Is there a notion of integral rigid spaces which mirrors the theory of integral schemes? For instance, let $B$ be an integral affinoid algebra over a non-Archimedean field $k$. Then are the affinoid algebras corresponding to affinoid open subsets of $Sp(B)$ integral? More generally, what is a suitable notion of a integral rigid analytic space?
Particularly interesting is to know whether, the rational subsets of $Sp(B)$ are integral. Since the rational open subsets are the analogues of the principle open subsets of an affine scheme, I would like to know if anybody knows any reference where the notion of integral rigid spaces have been discussed. Standard references don't seem to contain anything about it.
The reason that you are unlikely to find this notion appearing in the literature is that it is not nearly as well-behaved as it is in the algebraic situation.
Let us take our base definition of an integral finite type $k$-scheme (for some field $k$) as one which is reduced (i.e. the local rings are reduced) and irreducible. The reducedness condition is (roughly) OK in the rigid setting, but irreducibility is much, much more delicate.
Example: The closed disk $\{|x|\leqslant 1\}$ is not topologically irreducible.
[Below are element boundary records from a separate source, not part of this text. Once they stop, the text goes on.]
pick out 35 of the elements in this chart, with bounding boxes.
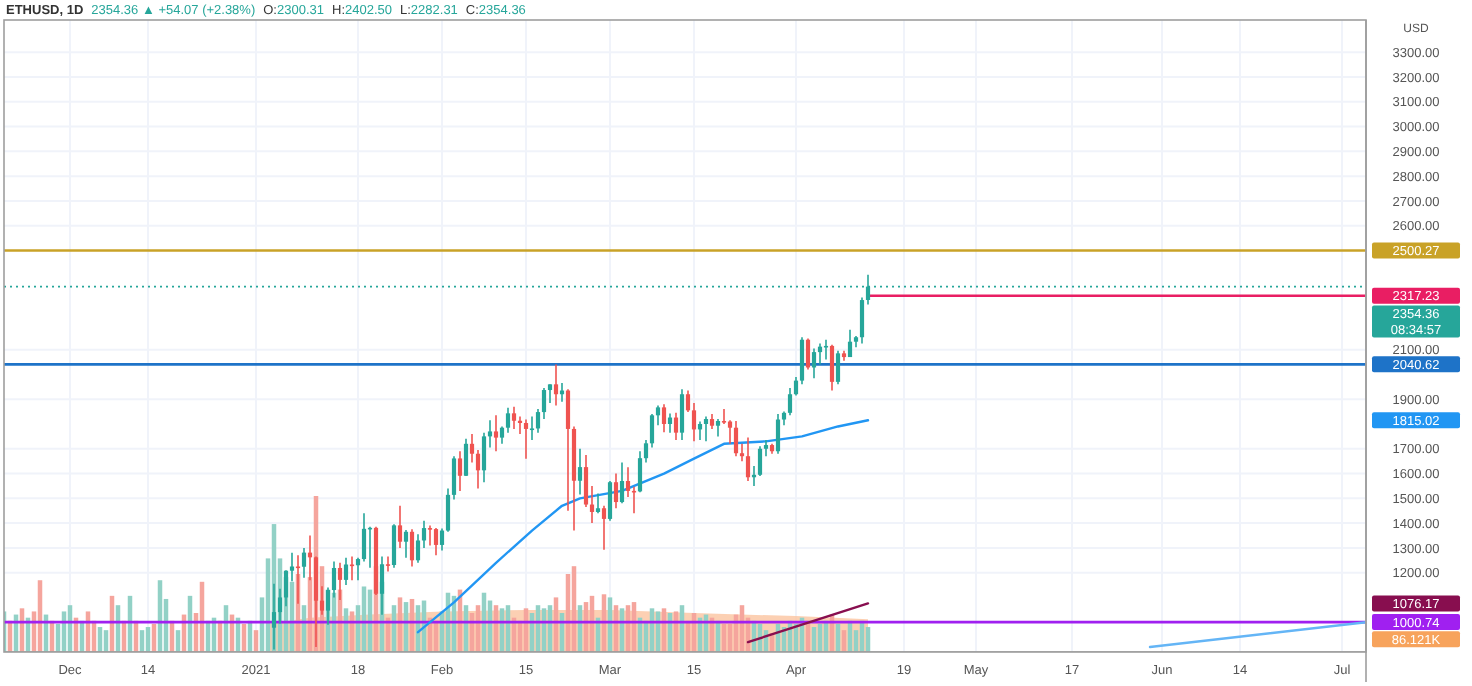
candlestick [829,343,835,392]
candlestick [433,527,439,557]
candlestick [811,347,817,379]
candlestick [823,338,829,361]
candlestick [673,412,679,441]
candlestick [703,415,709,443]
candlestick [613,472,619,510]
candlestick [385,555,391,573]
candlestick [775,413,781,455]
candlestick [403,529,409,559]
candlestick [805,337,811,371]
candlestick [391,523,397,569]
candlestick [577,447,583,496]
candlestick [427,524,433,547]
candlestick [733,420,739,457]
candlestick [529,415,535,441]
candlestick [619,461,625,505]
candlestick [595,492,601,515]
candlestick [463,438,469,477]
candlestick [745,436,751,482]
candlestick [343,557,349,586]
candlestick [301,547,307,579]
candlestick [601,504,607,551]
candlestick [679,388,685,441]
candlestick [397,504,403,549]
candlestick [661,403,667,433]
candlestick [511,405,517,430]
candlestick [607,480,613,522]
candlestick [457,450,463,492]
candlestick [847,329,853,358]
candlestick [493,414,499,453]
candlestick [835,350,841,386]
candlestick [553,363,559,407]
candlestick [523,418,529,460]
candlestick [409,528,415,568]
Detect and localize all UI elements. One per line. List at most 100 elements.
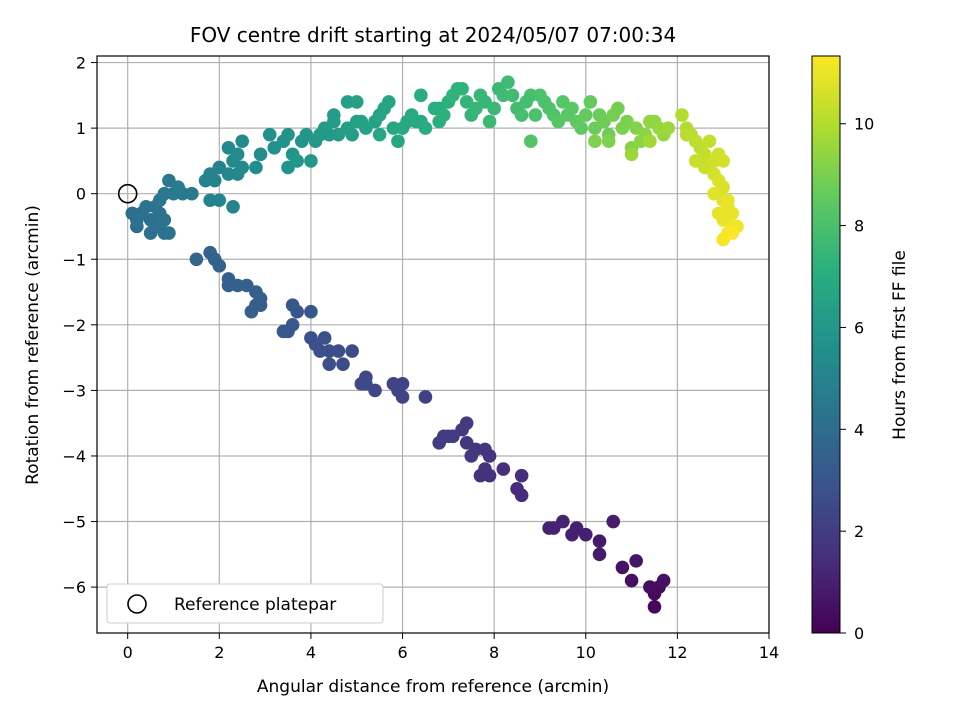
data-point (345, 127, 359, 142)
data-point (249, 160, 263, 175)
data-point (478, 462, 492, 476)
data-point (716, 154, 730, 168)
data-point (629, 554, 643, 568)
data-point (624, 147, 639, 162)
y-tick-label: −4 (62, 447, 86, 466)
colorbar-tick-label: 6 (854, 318, 864, 337)
chart-title: FOV centre drift starting at 2024/05/07 … (190, 23, 676, 47)
data-point (675, 108, 689, 122)
data-point (606, 514, 621, 529)
data-point (235, 134, 250, 149)
data-point (501, 75, 515, 90)
data-point (226, 200, 240, 214)
data-point (336, 357, 350, 371)
y-tick-label: 2 (76, 54, 86, 73)
x-tick-label: 4 (306, 643, 316, 662)
data-point (510, 481, 524, 496)
data-point (414, 88, 428, 103)
grid (97, 56, 770, 633)
reference-point (117, 183, 138, 204)
legend: Reference platepar (106, 583, 384, 624)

Indeed, this is equivalent to all non-empty open subsets being dense, but if $a$ is such that $|a|=1$, then $\{|x-a|<1\}$ and $\{|x|<1\}$ are disjoint open subsets. $\blacksquare$
Since any definition of 'irreducible' should contain the closed disk, we see that naive irreducibility is not a good notion. What is used instead is Zariski irreducibility -- a rigid space $X$ is Zariski irreducible if it cannot be written as a union of two disjoint Zariski closed subsets. This is then satisfied if $X$ is the closed unit disk.
The problem is that Zariski irreducibility is not preserved under passage to arbitrary possibly non-Zariski (e.g., affinoid) opens, and so doesn't behave as you would expect. The reason for this is that the topology of rigid spaces is much richer.
Example: Let $X=\mathrm{Spa}(\mathbb{Q}_p[x,y](y^2-x^3-x^2))$. Then, $X$ is irreducible, essentially because $\mathrm{Spec}(\mathbb{Q}_p[x,y]/(y^2-x^3-x^2))$ is. That said, consider the affinoid open $\{|x|\leqslant \tfrac{1}{2}\}$. Then, one can see that $$\sqrt{1+x}=1+\sum_{n\geqslant 1}{{\tfrac{1}{2}}\choose{n}}x^n,$$ converges $p$-adically on this affinoid, and thus $y^2-x^3-x^2$ is no longer Zariski irreducible. $\blacksquare$
Compare this with the notion of (geometrically) unibranch from scheme theory, where the above also gives a non-example. The non-unibranchness is detected by so-called 'analytic branches', which are something like irreducible components which appear 'analytically locally'. That is what is happening in the previous example, except in the analytic world 'analytically locally' is not a drastic operation, but the basic one!
Given this, a hint towards at least one good integral-like notion for rigid spaces is that of normal rigid spaces (compare with this). In particular, if $X$ is a normal rigid space, and $U\subseteq X$ is a connected affinoid open, then $\mathcal{O}(U)$ is an integral domain (cf.[1, Corollary 3.3.21]).
References:
1 Berkovich, V.G., 2012. Spectral theory and analytic geometry over non-Archimedean fields (No. 33). American Mathematical Soc..